MRデバイス「XR10」が使われたのは、続いて行われた「その3工事」でした。この工事では、残りの6函のカルバートを工場製作しました。

5月19日の遠隔臨場では、「その1工事」と同様に定点カメラ2台と計測用iPadを使いましたが、6月18日の遠隔臨場ではXR10を初めて使用したのです。以後は、XR10を使った遠隔臨場を予定しています。

定点カメラで検査の全体像を確認しながら、MRデバイスで細部を見る検査方法について、発注者の札幌市下水道河川局事業推進部河川事業課河川工事係の橋本尚棋氏は、「移動時間の削減がもたらす業務改善効果は強く実感できた。検査の信頼性も高い」と語っています。

また、元請けの勇建設工事部工事課の工藤完課長代理は、「現場の人手不足は慢性化しており、省人化につながる取り組みとして非常に参考になった」と感想を語りました。

やはり、人手不足に悩む建設業が生産性向上に向けて取り組むべきことのナンバーワンは、

「移動のムダ撲滅作戦」

であるようです。

XR10を使った遠隔臨場システムは、会沢高圧コンクリートと、MR技術を得意とするハニカムラボ(本社:東京都渋谷区)が共同開発したものです。

今回の遠隔臨場では、BIM/CIMと現場を重ねて見るといった3次元っぽい使い方はありませんでしたが、今後は進化が期待できそうです。

会沢高圧コンクリート代表取締役社長の會澤祥弘氏は「まずは既存の立会などをデジタル化、遠隔化、効率化するところからスタートしたが、すべての設計は3次元でデータ化されている」と語りました。

今後は「設計データが1対1のスケールで現物のプレキャスト製品と現場でツインを形成し、製品の寸法精度などを瞬時に判定するなど、品質管理の完全自動化も視野に入ってくる」(會澤氏)とのことです。

XR10を装着した技術者が見る画面のイメージ。
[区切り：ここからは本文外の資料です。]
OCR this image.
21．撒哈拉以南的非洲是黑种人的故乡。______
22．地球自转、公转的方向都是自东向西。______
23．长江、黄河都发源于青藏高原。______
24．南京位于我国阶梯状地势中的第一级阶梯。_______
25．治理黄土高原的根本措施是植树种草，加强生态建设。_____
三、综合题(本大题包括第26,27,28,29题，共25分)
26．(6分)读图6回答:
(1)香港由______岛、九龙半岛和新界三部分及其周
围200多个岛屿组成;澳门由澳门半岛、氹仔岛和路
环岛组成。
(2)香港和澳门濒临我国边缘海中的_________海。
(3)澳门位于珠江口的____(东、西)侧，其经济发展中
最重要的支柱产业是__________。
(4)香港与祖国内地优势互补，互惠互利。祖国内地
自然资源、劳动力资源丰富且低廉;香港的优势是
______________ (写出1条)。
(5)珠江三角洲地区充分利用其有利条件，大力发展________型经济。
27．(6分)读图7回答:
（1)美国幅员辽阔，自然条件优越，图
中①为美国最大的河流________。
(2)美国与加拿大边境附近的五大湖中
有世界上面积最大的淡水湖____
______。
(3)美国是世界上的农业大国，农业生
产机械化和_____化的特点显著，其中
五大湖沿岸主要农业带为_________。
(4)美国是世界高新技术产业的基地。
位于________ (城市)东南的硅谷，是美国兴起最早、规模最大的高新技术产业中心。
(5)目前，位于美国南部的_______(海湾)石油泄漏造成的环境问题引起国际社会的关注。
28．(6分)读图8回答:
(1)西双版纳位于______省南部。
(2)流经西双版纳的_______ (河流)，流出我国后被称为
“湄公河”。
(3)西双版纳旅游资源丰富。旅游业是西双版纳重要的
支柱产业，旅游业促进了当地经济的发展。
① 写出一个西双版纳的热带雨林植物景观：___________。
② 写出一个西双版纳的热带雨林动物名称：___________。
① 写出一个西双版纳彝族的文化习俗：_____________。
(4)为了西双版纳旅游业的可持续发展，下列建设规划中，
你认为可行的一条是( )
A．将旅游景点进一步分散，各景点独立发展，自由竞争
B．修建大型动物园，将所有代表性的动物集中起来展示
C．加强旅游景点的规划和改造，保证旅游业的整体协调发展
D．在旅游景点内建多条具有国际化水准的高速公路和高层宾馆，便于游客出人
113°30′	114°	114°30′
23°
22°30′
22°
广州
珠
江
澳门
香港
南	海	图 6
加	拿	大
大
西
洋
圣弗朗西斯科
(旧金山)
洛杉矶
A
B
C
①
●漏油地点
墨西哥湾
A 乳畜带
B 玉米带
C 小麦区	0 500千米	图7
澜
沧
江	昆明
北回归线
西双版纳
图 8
今後は3Dデータの活用へと進化しそうだ

「完全自動化」というくらいですから、現場の部材とBIM/CIMモデルをMRデバイスで重ねて見て、AI(人工知能)が精度を自動判定する、といったことくらい、考えているかもしれませんね。(注:あくまでも筆者の妄想です)

会沢高圧コンクリートのコンクリート3Dプリンターだけではなく、MR活用からも目が離せなくなってきました。